Agree with the many others here, you have a secured income source and a secured place of residence at the very least a temporary source of residence. You want to be where you can still be earning money and the worst case scenario is if it ends up changing later on down the road you can probably go back to your hometown again cuz I expect that it the offer will stay on the table, that being said it sounds like you also have your friends in that area so in my mind that's a no-brainer and I likely wouldn't have wasted money moving. But I'm also not super family-oriented so I can definitely understand wanting to live near family

Ultimately I am the same way, I want to be able to stay in my hometown but I know realistically that I'm not going to be able to progress my career here, it's too much of a tech dead zone, make sure to go where you're able to get money, money can't always flow everywhere

[–] Pika 1 points 1 year ago

Yeah I fully agree typescript does help in terms of knowing what type of types you should be supplying to functions, and for the most part I do use it for non-library purpose/anything that doesn't rely on a third party, I just feel like typescript isn't worth it when you have data that's returned at run time that's controlled by a third party service. You end up coding more in class definition files then you would just using normal tests

[–] Pika 1 points 1 year ago* (last edited 1 year ago)
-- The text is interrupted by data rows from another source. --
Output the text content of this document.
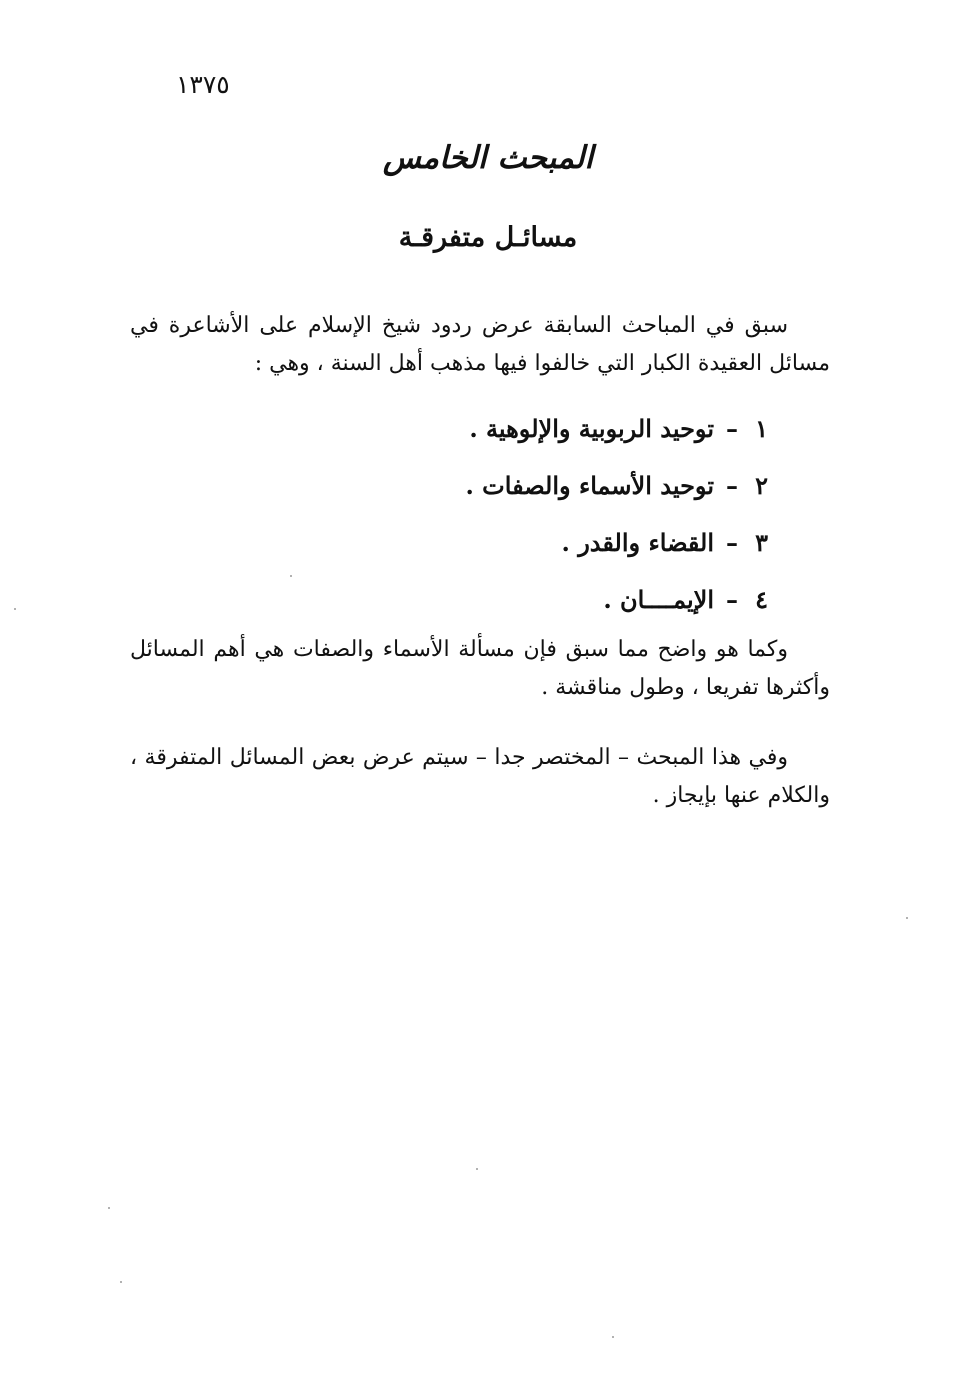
١٣٧٥
المبحث الخامس
مسائـل متفرقـة
سبق في المباحث السابقة عرض ردود شيخ الإسلام على الأشاعرة في مسائل العقيدة الكبار التي خالفوا فيها مذهب أهل السنة ، وهي :
١–توحيد الربوبية والإلوهية .
٢–توحيد الأسماء والصفات .
٣–القضاء والقدر .
٤–الإيمــــان .
وكما هو واضح مما سبق فإن مسألة الأسماء والصفات هي أهم المسائل وأكثرها تفريعا ، وطول مناقشة .
وفي هذا المبحث – المختصر جدا – سيتم عرض بعض المسائل المتفرقة ، والكلام عنها بإيجاز .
So the biggest issue is the project relies extremely heavily on a third party API service, and since the data is received over said service, typescript is unable to infer what the objects the API is sending is because it sends during runtime, to get around this I have to define everything that I expect that the library is going to have to handle that would be Recieved, since any object that the API is going to return is just going to have a type of any if it's not defined, this on top of the fact that the API has stated that the data being sent should not be relied on for being accurate and types may change randomly(usually it does not but it has happend, it sucks but out of my control) means that I generally also have to have a function level test the data when it's received to make sure that the value is being supplied are the correct type and are formatted in a way that the library can still understand it. Which means that it's able to catch any inconsistency of typing before it would be processed anyway, and would either warn or throw depending on how important the function is to actual operation.

The reason why I would call it standard is because it seems like basically anywhere you look if you are using node, you're using typescript they go hand in hand it seems as of the last two or three years, but honestly I've never really understood the benefit of, I've always thought it was a fairly standard to have at the beginning of a function the documentation of what each perimeter should be unless it is easily verified by looking at it.

As for my setup, it's not very advanced it's just Sublime Text with linter hooked to it, which does tell me on save if there's a typescript error or if I formatted something wrong, but again even if one did happen to slip through that it would fail during the testing phase due to the fact that it would throw at the function level.

My opinion of my experience with typescript has been that it's great if everything is operated in house, but the second you start having to deal with stuff that comes from an external source any advantage of the check just seems not worth the extra effort to make sure typescript works right.